The blighted properties were brought up during the public comment portion of council’s meeting when Molly Hobbs, a second-grader at nearby Conger Elementary School, read a letter about “three different homes that are disgusting” and “look like gardens that never get groomed.” The young writer wants the homes to be taken down.
A search on the county auditor’s website indicates all three addresses mentioned by Molly Hobbs are owned by the city on two parcels of land.
The letter was originally sent to The Gazette a few weeks ago, but not published.
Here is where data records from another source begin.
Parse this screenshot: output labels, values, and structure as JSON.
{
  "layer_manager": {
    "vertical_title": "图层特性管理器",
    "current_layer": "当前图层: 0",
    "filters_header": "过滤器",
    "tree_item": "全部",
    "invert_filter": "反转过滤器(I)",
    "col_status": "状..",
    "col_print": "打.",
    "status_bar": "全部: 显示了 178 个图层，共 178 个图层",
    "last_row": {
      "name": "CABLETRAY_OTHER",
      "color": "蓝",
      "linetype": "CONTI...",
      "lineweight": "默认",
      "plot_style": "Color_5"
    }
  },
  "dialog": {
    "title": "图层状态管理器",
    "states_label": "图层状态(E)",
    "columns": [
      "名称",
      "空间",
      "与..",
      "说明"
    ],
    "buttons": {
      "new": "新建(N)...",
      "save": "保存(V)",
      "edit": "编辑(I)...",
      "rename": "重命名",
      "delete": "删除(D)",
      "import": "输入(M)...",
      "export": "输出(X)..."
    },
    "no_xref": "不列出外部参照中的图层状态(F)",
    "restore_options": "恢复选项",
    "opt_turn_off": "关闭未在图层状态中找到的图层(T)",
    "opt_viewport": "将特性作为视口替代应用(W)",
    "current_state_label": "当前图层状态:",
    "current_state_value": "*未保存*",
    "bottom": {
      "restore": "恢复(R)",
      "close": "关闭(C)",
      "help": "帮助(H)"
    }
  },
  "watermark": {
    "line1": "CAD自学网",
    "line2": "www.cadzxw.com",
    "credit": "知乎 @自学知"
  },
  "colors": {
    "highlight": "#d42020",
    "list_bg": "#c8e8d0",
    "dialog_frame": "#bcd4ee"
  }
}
Molly’s grandfather, James Harter, was critical of The Gazette for not publishing her letter.
Council approved funding last year when the opportunity arose to purchase the two parcels of property the homes sit on at 258 and 273 East Central Avenue.
“The properties have become dilapidated and must be taken down,” stated the ordinance on Sept. 28, 2015. “The owners of the two properties have reached a voluntary, arms-length agreement to sell the properties to the city using the (county) auditor’s appraisal of the properties as the basis for negotiations.”
“The properties being purchased have been identified as being needed to realign the intersection at Central and Channing,” states the council fact sheet from last September. “In addition, the properties have deteriorated to the point where the building department believes that they are a hazard and should be demolished. These purchases allow the city to ensure the safety of the neighborhood now and allow the city to realign the intersection in the future.”
As part of the city’s East Central Avenue reconstruction project, turn lanes and through-lanes would be added at the Channing Street intersection.
Drivers and residents may have noticed that Channing Street was closed from Central Avenue to Oak Street much of the day Tuesday. That’s because Columbia Gas was performing service line work at the Central-Channing intersection.
Also at Monday’s meeting, council approved a liquor permit application for change at the Corner Cafe Restaurant, 535 Sunbury Road. The change was needed because owner Dimitrios Velalis died last year, and his wife, Theoplasti Velalis, is now running the business.